Despite peace and stability, the territory is not recognized as a state.

A man demonstrates outside the Houses of Parliament, London, demanding the self-declared republic of Somaliland to be recognized as an independent state by the British government, March 17, 2004. (David Bebbe/Reuters)

HARGEISA, Somaliland — This month in a country that doesn’t exist an election is due to be held to choose a government that will not be recognized. This is not a hypothetical puzzle, it is the actual state of Somaliland.

Somalia is the world's most glaring example of a failed state: For the past 18 years Somalia has not had a functioning government and has been marked by widespread violence and chaos.

Just a few hundred miles to the north, Somaliland has maintained peace and democracy since it declared its independence from Somalia in 1991. Yet Somaliland has not been recognized by any country in the world and it struggles in a legal limbo.

Somaliland's achievements are impressive. Since it broke away from Somalia, Somaliland has disarmed militias, reconciled warring parties, rebuilt ruined cities, established a government, written a constitution, held two elections considered broadly democratic by observers and gradually become a rare example of peace and stability in the Horn of Africa, a precarious region marked by authoritarian regimes.
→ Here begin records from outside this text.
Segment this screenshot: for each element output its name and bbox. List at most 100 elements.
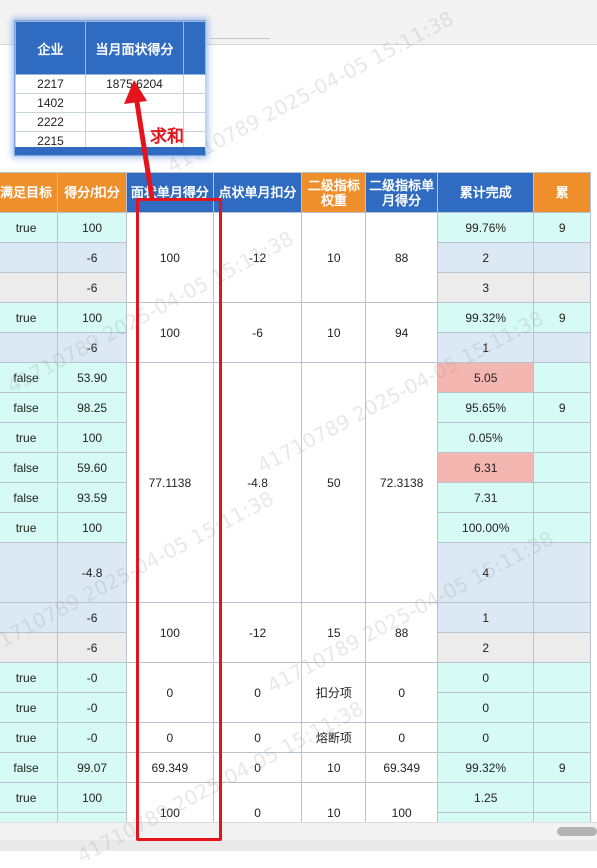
cell-extra[interactable] <box>533 512 591 543</box>
cell-cumulative[interactable]: 6.31 <box>437 452 535 483</box>
cell-score[interactable]: -6 <box>57 332 128 363</box>
blank-cell[interactable] <box>183 112 206 132</box>
header-enterprise[interactable]: 企业 <box>15 21 86 75</box>
cell-cumulative[interactable]: 99.76% <box>437 212 535 243</box>
cell-cumulative[interactable]: 1 <box>437 602 535 633</box>
header-blank[interactable] <box>183 21 206 75</box>
cell-level2-score[interactable]: 94 <box>365 302 439 363</box>
cell-level2-score[interactable]: 100 <box>365 782 439 822</box>
cell-score[interactable]: -6 <box>57 272 128 303</box>
cell-score[interactable]: -6 <box>57 242 128 273</box>
cell-level2-score[interactable]: 72.3138 <box>365 362 439 603</box>
header-level2-monthly-score[interactable]: 二级指标单月得分 <box>365 172 439 213</box>
cell-extra[interactable] <box>533 422 591 453</box>
cell-cumulative[interactable]: 0.05% <box>437 422 535 453</box>
cell-cumulative[interactable]: 99.32% <box>437 302 535 333</box>
cell-extra[interactable] <box>533 692 591 723</box>
cell-target[interactable]: false <box>0 392 59 423</box>
blank-cell[interactable] <box>183 93 206 113</box>
cell-weight[interactable]: 50 <box>301 362 367 603</box>
cell-extra[interactable] <box>533 362 591 393</box>
cell-target[interactable] <box>0 242 59 273</box>
cell-cumulative[interactable]: 95.65% <box>437 392 535 423</box>
cell-extra[interactable] <box>533 542 591 603</box>
cell-cumulative[interactable] <box>437 812 535 822</box>
enterprise-id[interactable]: 2217 <box>15 74 86 94</box>
cell-extra[interactable] <box>533 662 591 693</box>
cell-extra[interactable]: 9 <box>533 212 591 243</box>
cell-target[interactable]: true <box>0 692 59 723</box>
cell-score[interactable]: -0 <box>57 722 128 753</box>
horizontal-scrollbar[interactable] <box>0 822 597 840</box>
cell-cumulative[interactable]: 100.00% <box>437 512 535 543</box>
cell-target[interactable] <box>0 332 59 363</box>
cell-cumulative[interactable]: 5.05 <box>437 362 535 393</box>
cell-point-deduct[interactable]: 0 <box>212 752 303 783</box>
cell-extra[interactable] <box>533 482 591 513</box>
cell-extra[interactable]: 9 <box>533 392 591 423</box>
cell-target[interactable]: true <box>0 512 59 543</box>
cell-point-deduct[interactable]: 0 <box>212 722 303 753</box>
cell-cumulative[interactable]: 0 <box>437 692 535 723</box>
header-score-deduct[interactable]: 得分/扣分 <box>57 172 128 213</box>
cell-cumulative[interactable]: 4 <box>437 542 535 603</box>
cell-target[interactable]: true <box>0 722 59 753</box>
cell-target[interactable]: false <box>0 482 59 513</box>
cell-target[interactable]: false <box>0 362 59 393</box>
cell-cumulative[interactable]: 0 <box>437 662 535 693</box>
cell-score[interactable]: 53.90 <box>57 362 128 393</box>
cell-target[interactable] <box>0 812 59 822</box>
cell-score[interactable]: -6 <box>57 632 128 663</box>
month-area-score[interactable] <box>85 93 184 113</box>
cell-extra[interactable] <box>533 782 591 813</box>
cell-target[interactable]: false <box>0 752 59 783</box>
cell-extra[interactable] <box>533 722 591 753</box>
cell-score[interactable]: 59.60 <box>57 452 128 483</box>
cell-point-deduct[interactable]: -6 <box>212 302 303 363</box>
cell-level2-score[interactable]: 88 <box>365 212 439 303</box>
cell-extra[interactable] <box>533 332 591 363</box>
cell-target[interactable]: true <box>0 422 59 453</box>
cell-score[interactable]: 100 <box>57 512 128 543</box>
cell-extra[interactable] <box>533 272 591 303</box>
cell-score[interactable]: 100 <box>57 782 128 813</box>
cell-score[interactable]: -0 <box>57 662 128 693</box>
cell-score[interactable]: -4.8 <box>57 542 128 603</box>
cell-point-deduct[interactable]: -12 <box>212 212 303 303</box>
cell-extra[interactable] <box>533 242 591 273</box>
cell-target[interactable]: false <box>0 452 59 483</box>
cell-weight[interactable]: 10 <box>301 782 367 822</box>
cell-level2-score[interactable]: 0 <box>365 722 439 753</box>
cell-point-deduct[interactable]: -12 <box>212 602 303 663</box>
cell-weight[interactable]: 15 <box>301 602 367 663</box>
cell-cumulative[interactable]: 2 <box>437 242 535 273</box>
cell-extra[interactable]: 9 <box>533 752 591 783</box>
enterprise-id[interactable]: 1402 <box>15 93 86 113</box>
cell-extra[interactable]: 9 <box>533 302 591 333</box>
cell-target[interactable] <box>0 602 59 633</box>
cell-extra[interactable] <box>533 812 591 822</box>
cell-point-deduct[interactable]: 0 <box>212 782 303 822</box>
cell-weight[interactable]: 10 <box>301 752 367 783</box>
cell-level2-score[interactable]: 0 <box>365 662 439 723</box>
blank-cell[interactable] <box>183 74 206 94</box>
cell-cumulative[interactable]: 2 <box>437 632 535 663</box>
header-cumulative-completion[interactable]: 累计完成 <box>437 172 535 213</box>
cell-target[interactable] <box>0 632 59 663</box>
cell-score[interactable]: 100 <box>57 422 128 453</box>
cell-weight[interactable]: 扣分项 <box>301 662 367 723</box>
cell-score[interactable]: 98.25 <box>57 392 128 423</box>
cell-score[interactable]: 100 <box>57 212 128 243</box>
cell-score[interactable]: 99.07 <box>57 752 128 783</box>
cell-point-deduct[interactable]: 0 <box>212 662 303 723</box>
cell-weight[interactable]: 熔断项 <box>301 722 367 753</box>
header-level2-weight[interactable]: 二级指标权重 <box>301 172 367 213</box>
header-target-met[interactable]: 满足目标 <box>0 172 59 213</box>
cell-weight[interactable]: 10 <box>301 212 367 303</box>
month-area-score[interactable]: 1875.6204 <box>85 74 184 94</box>
cell-target[interactable] <box>0 272 59 303</box>
cell-score[interactable]: -0 <box>57 692 128 723</box>
cell-level2-score[interactable]: 69.349 <box>365 752 439 783</box>
cell-target[interactable]: true <box>0 782 59 813</box>
cell-target[interactable]: true <box>0 212 59 243</box>
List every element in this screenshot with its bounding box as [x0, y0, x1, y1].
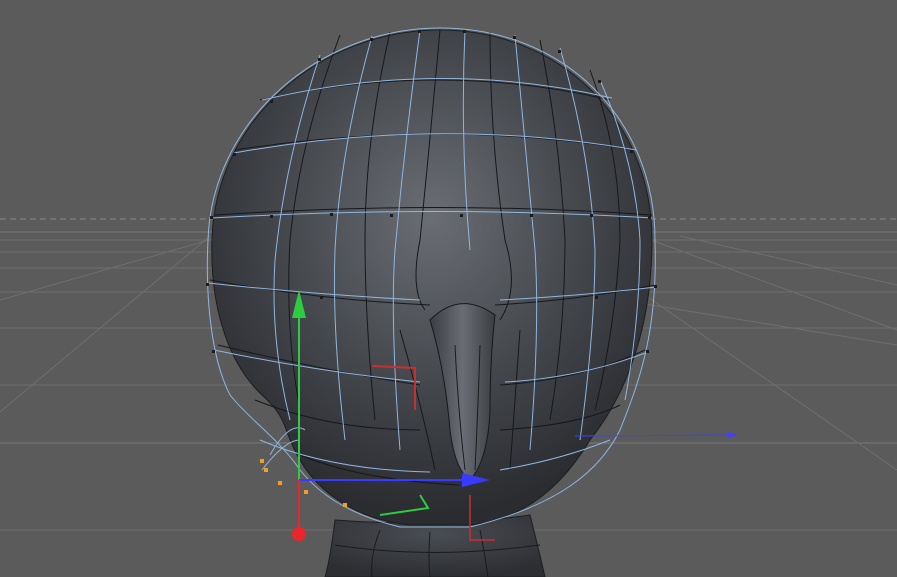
world-x-axis	[574, 434, 736, 437]
head-mesh[interactable]	[211, 29, 653, 526]
world-x-axis-arrow-icon	[728, 432, 738, 438]
z-axis-handle-icon[interactable]	[292, 527, 306, 541]
viewport-canvas[interactable]	[0, 0, 897, 577]
3d-viewport[interactable]	[0, 0, 897, 577]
Somaliland's record of peace and stability puts the likes of Somalia, Ethiopia and Eritrea to shame but with a presidential election postponed for 17 months now expected to be held at the end of September, the fragile post-war democracy in this self-declared chunk of semi-desert in northwest Somalia is facing its biggest challenge yet. In an interview in his Hargeisa office, President Dahir Rayale Kahin told GlobalPost: “I am committed that this election will go ahead on 27th September, under any circumstances. We will not continue to postpone the election anymore.”

But that’s the problem. The seven-strong electoral commission is widely criticized for failing to adequately prepare the ground for the elections. Their biggest failure was to allow what many observers saw as widespread fraud in the voter registration process.

“The voter register was supposed to prevent fraud but the registration itself was fraudulent!” explained one frustrated civil society activist.

In July, Somaliland’s government threw out Interpeace, a donor-funded peace-building organization, which was trying to clean up the electoral roll in preparation for the elections. In response the two opposition parties — Somaliland’s limited democracy allows only three parties in a bid to avoid the kind of atomized clan politics that dominates in Somalia — said they would boycott the campaign period and even the vote itself.

This latest electoral turmoil follows a series of delays that have brought Somaliland to the brink of constitutional crisis time and again. At the same time human rights groups have warned of a growing authoritarianism in President Kahin’s governing UDUB party.